Geraldine has experimented over the years with all sorts of genres of painting, from portraiture, life drawing and still life to abstract, semi-abstract and expressionist.

And with the transformation of her back yard into an indoor-outdoor studio cum performance space, she’s even gotten into ‘installation’ art.

Next thing you know, she’ll be doing performance art, or she’ll be asking other performers to come present their art at her new Jungle art space (my title).

So while she tried out countless techniques, artistic strategies, tactics, materials and found objects in her paintings, Geraldine’s gotten more, not less experimental in her approach.

Instead of getting settled, stayed and stuck in her ways as time has flowed swiftly by, she’s continued to delight in her discoveries of what her oil paints can do.

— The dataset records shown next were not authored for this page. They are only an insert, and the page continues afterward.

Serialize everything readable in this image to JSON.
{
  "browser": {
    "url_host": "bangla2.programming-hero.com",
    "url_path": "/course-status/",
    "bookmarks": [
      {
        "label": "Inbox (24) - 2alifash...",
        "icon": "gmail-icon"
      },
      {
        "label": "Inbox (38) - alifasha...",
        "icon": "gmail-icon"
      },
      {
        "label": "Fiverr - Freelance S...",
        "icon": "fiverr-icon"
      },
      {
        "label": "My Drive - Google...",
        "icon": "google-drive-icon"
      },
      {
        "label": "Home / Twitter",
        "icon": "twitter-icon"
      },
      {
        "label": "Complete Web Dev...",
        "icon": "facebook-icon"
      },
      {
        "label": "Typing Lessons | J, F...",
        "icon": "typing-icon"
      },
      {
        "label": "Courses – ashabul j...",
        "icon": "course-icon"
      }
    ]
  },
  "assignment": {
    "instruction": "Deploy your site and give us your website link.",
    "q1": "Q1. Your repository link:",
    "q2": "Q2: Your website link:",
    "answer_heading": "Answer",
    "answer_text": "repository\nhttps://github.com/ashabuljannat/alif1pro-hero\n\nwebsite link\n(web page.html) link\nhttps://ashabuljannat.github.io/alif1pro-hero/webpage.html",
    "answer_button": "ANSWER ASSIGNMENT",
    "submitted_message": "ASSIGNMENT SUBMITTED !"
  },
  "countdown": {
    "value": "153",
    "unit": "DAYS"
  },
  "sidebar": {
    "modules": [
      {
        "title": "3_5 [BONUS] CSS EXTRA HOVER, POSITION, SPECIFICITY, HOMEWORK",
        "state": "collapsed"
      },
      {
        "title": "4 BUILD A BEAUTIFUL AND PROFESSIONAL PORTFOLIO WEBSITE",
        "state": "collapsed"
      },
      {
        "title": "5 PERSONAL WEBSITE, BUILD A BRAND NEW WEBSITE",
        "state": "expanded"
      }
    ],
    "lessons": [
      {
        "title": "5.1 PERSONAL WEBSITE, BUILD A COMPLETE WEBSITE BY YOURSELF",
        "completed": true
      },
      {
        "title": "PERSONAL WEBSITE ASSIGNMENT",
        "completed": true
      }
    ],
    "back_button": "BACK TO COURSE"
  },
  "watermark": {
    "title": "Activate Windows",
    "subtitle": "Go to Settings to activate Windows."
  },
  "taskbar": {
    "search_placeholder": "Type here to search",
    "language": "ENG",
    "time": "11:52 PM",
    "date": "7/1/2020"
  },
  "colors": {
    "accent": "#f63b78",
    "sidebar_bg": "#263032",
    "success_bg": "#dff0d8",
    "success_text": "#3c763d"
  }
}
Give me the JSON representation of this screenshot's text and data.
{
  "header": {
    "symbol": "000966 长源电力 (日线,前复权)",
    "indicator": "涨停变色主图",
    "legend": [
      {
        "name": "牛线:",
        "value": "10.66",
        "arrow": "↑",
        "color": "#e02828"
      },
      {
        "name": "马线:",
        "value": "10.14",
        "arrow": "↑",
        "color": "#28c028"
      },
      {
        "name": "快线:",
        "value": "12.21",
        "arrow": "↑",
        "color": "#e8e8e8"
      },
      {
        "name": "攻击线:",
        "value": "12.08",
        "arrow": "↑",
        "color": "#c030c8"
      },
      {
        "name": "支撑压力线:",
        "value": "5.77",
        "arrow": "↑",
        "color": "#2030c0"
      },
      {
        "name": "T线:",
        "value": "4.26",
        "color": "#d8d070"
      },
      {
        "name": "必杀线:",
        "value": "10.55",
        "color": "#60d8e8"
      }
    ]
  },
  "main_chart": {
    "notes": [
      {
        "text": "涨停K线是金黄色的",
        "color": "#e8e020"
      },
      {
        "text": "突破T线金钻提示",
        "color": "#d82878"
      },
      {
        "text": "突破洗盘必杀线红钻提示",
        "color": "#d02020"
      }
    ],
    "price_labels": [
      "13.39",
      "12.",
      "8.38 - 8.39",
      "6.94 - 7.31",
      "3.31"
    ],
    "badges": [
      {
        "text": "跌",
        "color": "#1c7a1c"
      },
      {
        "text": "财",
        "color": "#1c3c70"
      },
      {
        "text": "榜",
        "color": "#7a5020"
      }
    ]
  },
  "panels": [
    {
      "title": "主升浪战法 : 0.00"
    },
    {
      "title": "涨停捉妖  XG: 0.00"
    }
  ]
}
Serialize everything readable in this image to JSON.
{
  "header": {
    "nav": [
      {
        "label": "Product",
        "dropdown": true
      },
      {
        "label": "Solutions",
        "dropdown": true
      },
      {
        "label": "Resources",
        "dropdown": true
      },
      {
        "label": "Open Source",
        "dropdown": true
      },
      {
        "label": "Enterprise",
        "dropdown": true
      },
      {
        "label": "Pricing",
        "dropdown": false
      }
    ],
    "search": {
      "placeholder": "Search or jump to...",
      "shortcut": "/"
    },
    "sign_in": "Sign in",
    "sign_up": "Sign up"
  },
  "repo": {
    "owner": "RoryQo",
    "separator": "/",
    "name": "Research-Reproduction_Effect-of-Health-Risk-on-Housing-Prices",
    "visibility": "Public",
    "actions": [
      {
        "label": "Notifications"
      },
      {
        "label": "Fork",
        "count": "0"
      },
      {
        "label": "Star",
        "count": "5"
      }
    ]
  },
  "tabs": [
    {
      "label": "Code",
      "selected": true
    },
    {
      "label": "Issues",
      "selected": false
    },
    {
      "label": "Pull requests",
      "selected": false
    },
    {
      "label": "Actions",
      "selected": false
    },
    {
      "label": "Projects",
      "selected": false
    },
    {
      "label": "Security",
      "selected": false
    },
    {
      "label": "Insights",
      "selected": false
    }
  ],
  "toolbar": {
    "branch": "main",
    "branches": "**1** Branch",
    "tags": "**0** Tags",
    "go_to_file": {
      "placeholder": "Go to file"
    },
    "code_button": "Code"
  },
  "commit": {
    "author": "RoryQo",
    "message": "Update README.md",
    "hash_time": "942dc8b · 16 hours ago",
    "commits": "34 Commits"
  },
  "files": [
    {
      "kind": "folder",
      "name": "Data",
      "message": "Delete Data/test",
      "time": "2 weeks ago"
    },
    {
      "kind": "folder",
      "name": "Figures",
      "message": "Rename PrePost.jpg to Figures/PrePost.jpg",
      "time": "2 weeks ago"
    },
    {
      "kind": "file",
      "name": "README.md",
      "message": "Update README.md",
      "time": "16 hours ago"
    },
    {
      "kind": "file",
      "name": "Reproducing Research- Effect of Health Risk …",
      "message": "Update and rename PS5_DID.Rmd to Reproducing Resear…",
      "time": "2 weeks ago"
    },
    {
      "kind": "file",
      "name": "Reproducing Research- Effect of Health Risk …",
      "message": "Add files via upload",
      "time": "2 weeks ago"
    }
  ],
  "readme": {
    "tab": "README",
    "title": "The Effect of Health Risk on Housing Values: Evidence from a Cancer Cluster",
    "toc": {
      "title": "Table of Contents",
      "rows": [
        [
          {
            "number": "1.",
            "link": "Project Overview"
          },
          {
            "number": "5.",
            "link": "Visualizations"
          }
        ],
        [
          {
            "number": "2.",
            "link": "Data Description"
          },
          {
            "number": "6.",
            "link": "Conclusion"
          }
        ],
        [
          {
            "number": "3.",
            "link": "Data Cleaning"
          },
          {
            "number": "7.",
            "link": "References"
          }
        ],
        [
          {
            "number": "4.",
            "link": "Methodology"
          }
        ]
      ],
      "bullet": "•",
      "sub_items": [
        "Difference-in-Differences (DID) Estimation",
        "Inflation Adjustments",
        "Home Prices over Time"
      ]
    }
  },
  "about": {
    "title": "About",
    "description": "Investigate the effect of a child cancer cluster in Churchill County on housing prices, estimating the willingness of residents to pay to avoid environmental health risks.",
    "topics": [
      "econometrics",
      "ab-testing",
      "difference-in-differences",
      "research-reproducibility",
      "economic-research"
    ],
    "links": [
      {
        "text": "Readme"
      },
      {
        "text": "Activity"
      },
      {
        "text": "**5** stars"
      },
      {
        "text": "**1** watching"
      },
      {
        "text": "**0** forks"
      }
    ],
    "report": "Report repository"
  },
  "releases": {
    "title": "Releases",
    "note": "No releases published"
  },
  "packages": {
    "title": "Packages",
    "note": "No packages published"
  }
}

In particular, it’s her colour palette that keeps getting bolder and brighter, her skies and seas more brazenly blue, her macaws more primarily red, yellow and turquoise green, and her bamboo shooting spikes more surreal in their uncanny hues.

It’s that delight that she hopes to share with friends and fans of Kenyan art throughout this weekend (from Friday through Sunday at 6pm) during her so-called swan song.

The one genuine constraint that Geraldine has had to face in recent times is the chemical effect of oil paints on her hands and nerve endings. She keeps working with her precious oils, despite her doctor’s advice. So it’s the paints themselves that may compel her to stop.

In the meantime, one saving grace in her Soul and Art show that one might easily not see since your eyes can get fixated on all the well-blended colour combinations, is the one exquisite linocut print of an early version of a ‘Tree of Life’.

The tree is a topic that Geraldine has returned to often over the years. But this single print reveals one enchanting way that the artist could find a path leading onto the next phase of her artistic career. It turns out she’s created a slew of delicate prints.

So if she chose to follow the print-making route, she’s be free from the health hazard inherent in oil paints while aligning herself a whole new generation of young Kenyan artists, including Dennis Muraguri, Peterson Kamwathi, John Silver Kimani, Anthony Wanjohi and many more.

In the meantime, Geraldine’s latest paintings occupy both her new studio-gallery space and the next door wood frame studio where she spends most of her time working with multiple paint tubes, brushes, canvases and papers as well as with resin, Swarovski crystals and other sundry ‘found objects’.

This weekend there will be a bonanza of paintings, both in the studios and in Geraldine’s house where all the walls are covered in artworks made in the recent past. And if you make it to Kibo Lane, you’ll have a chance to see gardens that should dispel the secret of where she gets a lot of her ultra-green inspiration.